Why it matters: Anthropic's filing turns the AI race into something Wall Street can finally measure. For the last few years, frontier AI companies have been valued by private investors on growth, ambition, and the fear of missing the next platform shift. A public filing will eventually force Anthropic to disclose the numbers that matter most: revenue, losses, infrastructure costs, margins, and how much money it takes to keep Claude competitive.

Anthropic has officially started the process of going public, confidentially submitting a draft registration statement to the US Securities and Exchange Commission for a proposed IPO. The company did not disclose how many shares it plans to sell or at what price, and said the offering will depend on market conditions and other factors.

The timing is striking but not unexpected. Anthropic recently raised $65 billion in a Series H funding round that valued the company at $965 billion, putting it ahead of OpenAI's most recently disclosed $852 billion valuation. That makes Anthropic one of the most valuable private companies in the world and potentially one of the biggest technology IPOs ever if the listing proceeds near that level.

It also gives Anthropic a narrative advantage over OpenAI. After months of speculation over which AI lab would go first, Anthropic has now moved ahead. OpenAI is also expected to go public, while SpaceX is preparing a blockbuster offering of its own. Together, the three companies are bound to test whether public investors have enough appetite for an unprecedented wave of mega-cap tech listings built around AI, compute, and the data center infrastructure build-out.

Because Anthropic submitted "confidentially," investors cannot see the details that will determine whether the company's valuation is grounded in durable economics or another chapter in the AI hype cycle. Analysts are already focusing on gross margin, cash flow, and the cost of serving increasingly powerful models, especially as AI companies spend aggressively on chips, data centers, and cloud capacity.
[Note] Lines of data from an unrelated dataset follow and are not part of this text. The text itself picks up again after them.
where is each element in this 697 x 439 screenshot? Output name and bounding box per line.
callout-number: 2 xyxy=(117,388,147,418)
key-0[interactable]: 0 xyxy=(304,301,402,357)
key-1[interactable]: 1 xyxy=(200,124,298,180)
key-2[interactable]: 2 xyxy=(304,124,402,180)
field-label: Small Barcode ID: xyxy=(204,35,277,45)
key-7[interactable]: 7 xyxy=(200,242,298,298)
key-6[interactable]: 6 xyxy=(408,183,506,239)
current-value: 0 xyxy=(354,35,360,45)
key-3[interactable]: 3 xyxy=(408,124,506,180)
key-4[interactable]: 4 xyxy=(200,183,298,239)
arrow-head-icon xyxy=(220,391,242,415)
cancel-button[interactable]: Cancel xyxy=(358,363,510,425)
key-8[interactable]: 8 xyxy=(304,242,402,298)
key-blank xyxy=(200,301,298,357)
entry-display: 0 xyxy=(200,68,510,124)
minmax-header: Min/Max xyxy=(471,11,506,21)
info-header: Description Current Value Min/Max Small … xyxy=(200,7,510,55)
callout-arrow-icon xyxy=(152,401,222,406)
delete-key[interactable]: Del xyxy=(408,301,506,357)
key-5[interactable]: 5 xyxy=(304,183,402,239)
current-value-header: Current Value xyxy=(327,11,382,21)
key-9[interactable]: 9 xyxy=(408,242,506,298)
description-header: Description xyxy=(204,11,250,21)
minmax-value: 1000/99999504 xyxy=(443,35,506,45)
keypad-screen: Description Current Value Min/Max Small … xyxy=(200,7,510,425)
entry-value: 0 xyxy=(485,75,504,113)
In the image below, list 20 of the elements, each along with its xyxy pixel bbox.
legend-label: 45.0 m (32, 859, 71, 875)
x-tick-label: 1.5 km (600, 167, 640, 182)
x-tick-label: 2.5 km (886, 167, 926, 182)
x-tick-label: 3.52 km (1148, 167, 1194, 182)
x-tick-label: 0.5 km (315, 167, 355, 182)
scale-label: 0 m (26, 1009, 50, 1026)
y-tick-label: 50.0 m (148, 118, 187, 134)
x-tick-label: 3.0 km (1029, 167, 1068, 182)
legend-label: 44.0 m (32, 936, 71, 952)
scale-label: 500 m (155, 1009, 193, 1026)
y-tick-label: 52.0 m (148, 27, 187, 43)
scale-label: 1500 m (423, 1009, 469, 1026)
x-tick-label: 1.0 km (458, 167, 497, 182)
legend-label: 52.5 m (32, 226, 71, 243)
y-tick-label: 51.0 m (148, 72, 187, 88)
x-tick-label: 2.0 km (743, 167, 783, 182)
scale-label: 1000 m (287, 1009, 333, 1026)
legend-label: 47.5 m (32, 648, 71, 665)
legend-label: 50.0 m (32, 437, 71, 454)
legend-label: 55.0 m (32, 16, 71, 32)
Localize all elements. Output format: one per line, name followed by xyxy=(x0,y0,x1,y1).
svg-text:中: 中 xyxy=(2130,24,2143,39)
That is the central tension around Anthropic's IPO. Claude has become a serious enterprise AI product, especially in coding and professional workflows, but the company still operates in a brutally expensive market where every advance requires more compute and every rival is raising at historic scale.

For now, Anthropic has raced to the starting line. The bigger question is whether it can convince investors that the AI boom is not just growing fast, but eventually capable of producing profits large enough to justify valuations approaching $1 trillion.